– Что? Вы лежите на балконе даже ночью, в туман? – спросил он дрогнувшим голосом…
– Да, таково предписание врачей, с восьми до десяти. А теперь пойдем, посмотри свою комнату и вымой руки.
Они вошли в лифт, который обслуживал француз. Пока они поднимались, Ганс Касторп вытер глаза.
– Фу, даже устал от смеха… Совсем обессилел, – сказал он, дыша ртом. – Ты мне нарассказал таких чудес… А уж насчет расчленения души – это переполнило чашу, всему есть предел! Потом я, вероятно, все-таки немного устал от путешествия. У тебя тоже зябнут ноги? А лицо почему-то горит… Даже неприятно. Наверное, сейчас будет ужин? Я, кажется, проголодался. Как у вас тут наверху – кормят прилично?
Они шли по коридору, и дорожка из кокосовых волокон совершенно заглушала их шаги. Сквозь молочные колокольчики абажуров с потолка лился бледный свет. Стены, выкрашенные масляной краской и словно отлакированные, поблескивали жесткой белизной. Откуда-то появилась медицинская сестра в белом чепце и в пенсне, шнурок она заложила за ухо; вероятно, протестантка, – видно, что в ней нет настоящей преданности своей профессии, ее снедает любопытство и угнетает скука. В двух местах коридора перед белыми лакированными дверями стояли какие-то баллоны – пузатые, с короткими горлами, но спросить, для чего они, Ганс Касторп забыл.
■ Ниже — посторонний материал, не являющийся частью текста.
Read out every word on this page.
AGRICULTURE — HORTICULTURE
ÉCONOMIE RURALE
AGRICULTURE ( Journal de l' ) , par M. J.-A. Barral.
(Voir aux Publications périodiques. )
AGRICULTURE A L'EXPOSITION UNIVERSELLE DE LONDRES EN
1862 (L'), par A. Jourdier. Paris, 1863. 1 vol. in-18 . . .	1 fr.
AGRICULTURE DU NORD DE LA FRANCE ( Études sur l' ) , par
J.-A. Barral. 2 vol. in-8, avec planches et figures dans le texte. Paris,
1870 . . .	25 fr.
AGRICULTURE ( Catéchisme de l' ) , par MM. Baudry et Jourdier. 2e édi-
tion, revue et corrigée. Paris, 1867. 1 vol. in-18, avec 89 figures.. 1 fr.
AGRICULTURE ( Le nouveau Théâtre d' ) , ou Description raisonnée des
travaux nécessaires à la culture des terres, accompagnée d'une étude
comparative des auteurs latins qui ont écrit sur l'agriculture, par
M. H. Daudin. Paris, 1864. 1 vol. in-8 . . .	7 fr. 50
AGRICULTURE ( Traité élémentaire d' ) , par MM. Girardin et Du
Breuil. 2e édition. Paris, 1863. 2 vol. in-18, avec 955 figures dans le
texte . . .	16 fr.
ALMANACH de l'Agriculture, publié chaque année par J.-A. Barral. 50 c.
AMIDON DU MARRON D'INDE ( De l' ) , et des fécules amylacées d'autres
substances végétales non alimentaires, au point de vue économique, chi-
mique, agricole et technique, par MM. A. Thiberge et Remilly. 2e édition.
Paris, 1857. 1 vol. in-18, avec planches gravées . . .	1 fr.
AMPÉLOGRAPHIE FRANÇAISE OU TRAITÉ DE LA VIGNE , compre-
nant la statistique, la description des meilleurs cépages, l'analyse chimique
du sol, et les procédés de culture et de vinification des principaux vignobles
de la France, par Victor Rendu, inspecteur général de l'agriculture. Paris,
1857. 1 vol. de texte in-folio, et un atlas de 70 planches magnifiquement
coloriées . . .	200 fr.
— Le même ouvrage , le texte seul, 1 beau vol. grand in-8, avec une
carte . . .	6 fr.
– Вот и твоя комната, – сказал Иоахим, – номер тридцать четвертый. Справа – я, слева – русская супружеская чета, – правда, они несколько распущенны и шумливы, но иначе нельзя было устроить. Ну как?
Двери были двойные, между ними вешалка для платья. Иоахим включил верхний свет, и в его трепетной ясности комната показалась Гансу Касторпу уютной и мирной: белая практичная мебель, белые плотные обои – их можно было мыть, – чистенький линолеум на полу и холщовые занавески, на которых согласно современным вкусам был выткан несложный веселенький узорчик. В открытую настежь балконную дверь видны были огни в долине и доносилась далекая танцевальная музыка. К приезду кузена добряк Иоахим поставил в вазу на комоде букетик цветов, все, что удалось собрать после покоса, – пучок кашки и несколько колокольчиков, сорванных им собственноручно на горных склонах.
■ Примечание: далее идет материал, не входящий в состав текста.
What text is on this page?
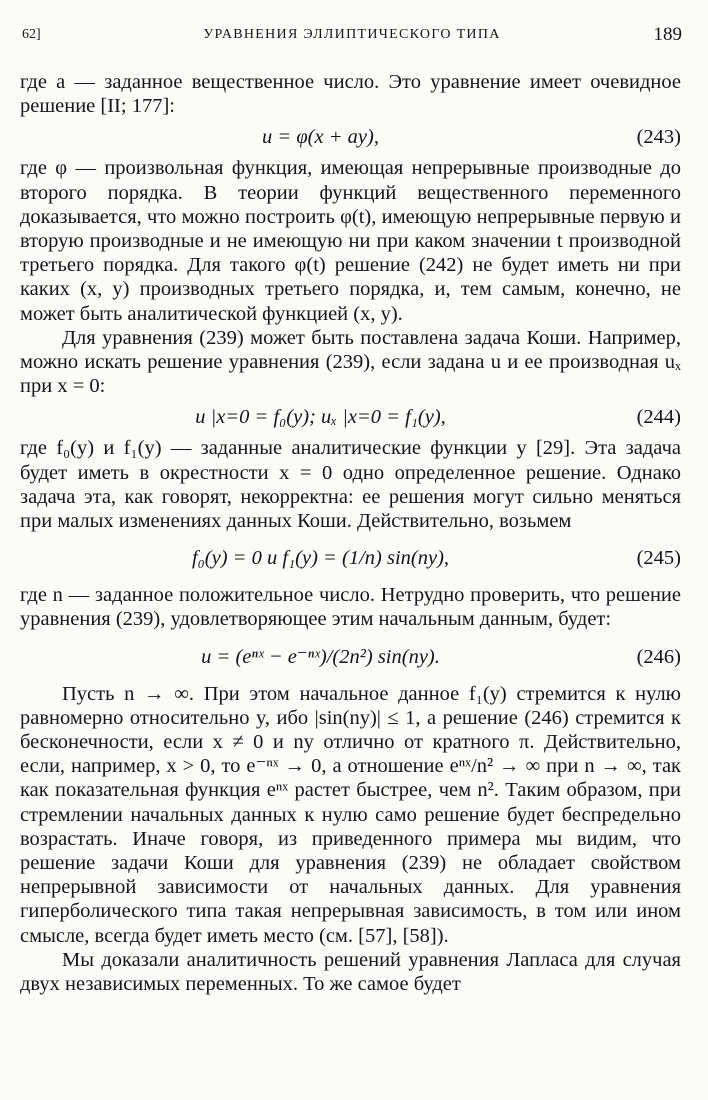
62]	УРАВНЕНИЯ ЭЛЛИПТИЧЕСКОГО ТИПА	189

где a — заданное вещественное число. Это уравнение имеет очевидное решение [II; 177]:

u = φ(x + ay),	(243)

где φ — произвольная функция, имеющая непрерывные производные до второго порядка. В теории функций вещественного переменного доказывается, что можно построить φ(t), имеющую непрерывные первую и вторую производные и не имеющую ни при каком значении t производной третьего порядка. Для такого φ(t) решение (242) не будет иметь ни при каких (x, y) производных третьего порядка, и, тем самым, конечно, не может быть аналитической функцией (x, y).

Для уравнения (239) может быть поставлена задача Коши. Например, можно искать решение уравнения (239), если задана u и ее производная uₓ при x = 0:

u |x=0 = f₀(y); uₓ |x=0 = f₁(y),	(244)

где f₀(y) и f₁(y) — заданные аналитические функции y [29]. Эта задача будет иметь в окрестности x = 0 одно определенное решение. Однако задача эта, как говорят, некорректна: ее решения могут сильно меняться при малых изменениях данных Коши. Действительно, возьмем

f₀(y) = 0 и f₁(y) = (1/n) sin(ny),	(245)

где n — заданное положительное число. Нетрудно проверить, что решение уравнения (239), удовлетворяющее этим начальным данным, будет:

u = (eⁿˣ − e⁻ⁿˣ)/(2n²) sin(ny).	(246)

Пусть n → ∞. При этом начальное данное f₁(y) стремится к нулю равномерно относительно y, ибо |sin(ny)| ≤ 1, а решение (246) стремится к бесконечности, если x ≠ 0 и ny отлично от кратного π. Действительно, если, например, x > 0, то e⁻ⁿˣ → 0, а отношение eⁿˣ/n² → ∞ при n → ∞, так как показательная функция eⁿˣ растет быстрее, чем n². Таким образом, при стремлении начальных данных к нулю само решение будет беспредельно возрастать. Иначе говоря, из приведенного примера мы видим, что решение задачи Коши для уравнения (239) не обладает свойством непрерывной зависимости от начальных данных. Для уравнения гиперболического типа такая непрерывная зависимость, в том или ином смысле, всегда будет иметь место (см. [57], [58]).

Мы доказали аналитичность решений уравнения Лапласа для случая двух независимых переменных. То же самое будет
– Очень мило с твоей стороны, – сказал Ганс Касторп. – А какая симпатичная комната! Тут можно спокойно и приятно прожить две-три недели!
– Два дня тому назад здесь умерла одна американка, – вдруг сказал Иоахим. – Беренс сразу предупредил, что она не дотянет до твоего приезда и можно будет отдать эту комнату тебе. При ней был ее жених, английский морской офицер, но не скажу, чтобы он владел собой. То и дело выбегал в коридор и плакал, точно мальчишка. А потом начинал втирать в кожу кольдкрем – он побрился и от слез жгло щеки. Вечером у американки кровь хлынула горлом, два кровотечения – и конец. Но ее унесли вчера утром, и потом тут, конечно, все выпарили формалином, он, знаешь ли, считается в таких случаях отличным средством.
Ганс Касторп слушал кузена с какой-то взволнованной рассеянностью. Засучив рукава и став перед объемистым умывальником, никелированные краны которого поблескивали в электрическом свете, он неприметно скользнул взглядом по опрятно застеленной кровати из белого металла.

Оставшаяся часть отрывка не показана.